Struhsaker, Thomas T.
Ecology 1967 v.48 no.6 pp. 891-904
Cercopithecus aethiops, Elephantidae, Papio, aggression, conservation areas, dry season, eating habits, field experimentation, group size, habitats, home range, monkeys, omnivores, parks, predators, Kenya
Aspects of the ecology of vervet monkeys (Ceropithecus aethiops) are described on the basis of a 21 month field study in East Africa. Analysis of home range utilization demonstrated differences between 4 groups. The smallest group distributed its time over a greater area than did the other groups. For 3 of the groups there appeared to be a strong relationship between group size and the amount of optimal habitat defended. The smallest group defended more optimal habitat than expected.
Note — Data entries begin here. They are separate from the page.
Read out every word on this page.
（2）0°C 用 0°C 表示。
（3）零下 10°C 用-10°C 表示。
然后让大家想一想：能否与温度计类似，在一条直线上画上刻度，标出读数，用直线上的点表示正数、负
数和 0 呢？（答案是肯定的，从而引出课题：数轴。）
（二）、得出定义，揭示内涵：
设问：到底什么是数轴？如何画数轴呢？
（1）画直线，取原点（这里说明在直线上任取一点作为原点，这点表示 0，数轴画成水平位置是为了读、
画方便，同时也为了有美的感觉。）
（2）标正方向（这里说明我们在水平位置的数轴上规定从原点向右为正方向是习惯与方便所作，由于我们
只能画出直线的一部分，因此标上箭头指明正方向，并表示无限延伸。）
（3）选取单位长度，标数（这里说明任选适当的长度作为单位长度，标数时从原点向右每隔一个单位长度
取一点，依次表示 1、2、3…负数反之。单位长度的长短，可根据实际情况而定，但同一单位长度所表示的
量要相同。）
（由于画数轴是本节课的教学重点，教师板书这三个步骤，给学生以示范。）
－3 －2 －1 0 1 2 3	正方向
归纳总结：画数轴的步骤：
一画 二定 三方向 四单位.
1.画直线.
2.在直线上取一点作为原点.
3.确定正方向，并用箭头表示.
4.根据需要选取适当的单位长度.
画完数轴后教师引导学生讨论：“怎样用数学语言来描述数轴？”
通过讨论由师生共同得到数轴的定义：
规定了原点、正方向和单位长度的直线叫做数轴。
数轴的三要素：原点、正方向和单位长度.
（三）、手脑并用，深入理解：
However, this same group spent only 60% of its time in this habitat, whereas the other groups all spent more than 95% of their time in it. The smallest group may have avoided the optimal habitat of its territory as an area of frequent intergroup aggression, and as a result utilized a larger and less productive area. Sleeping—tree preferences of groups and individuals are described and discussed. The minimal distance traveled each day by vervet groups varied from 148 to 2,797 yd. In comparing the mean daily distance covered by 2 groups of equal size it was found that one moved significantly further than the other. More trips were made to permanent water holes between 1300 and 1500 hr and during the dry season than at other times. The frequency of group progressions was greatest at 0700 to 1000 and 1600 to 1900 hr. Study of food habits shows that they were opportunistic omnivores. Elephants were the greatest food competitors of the vervets. The monkeys had at least 16 potential predators. Outside of parks and reserves the greatest predator was the European commercial trapper. Ecological characteristics of vervets and their niche separation from baboons are discussed.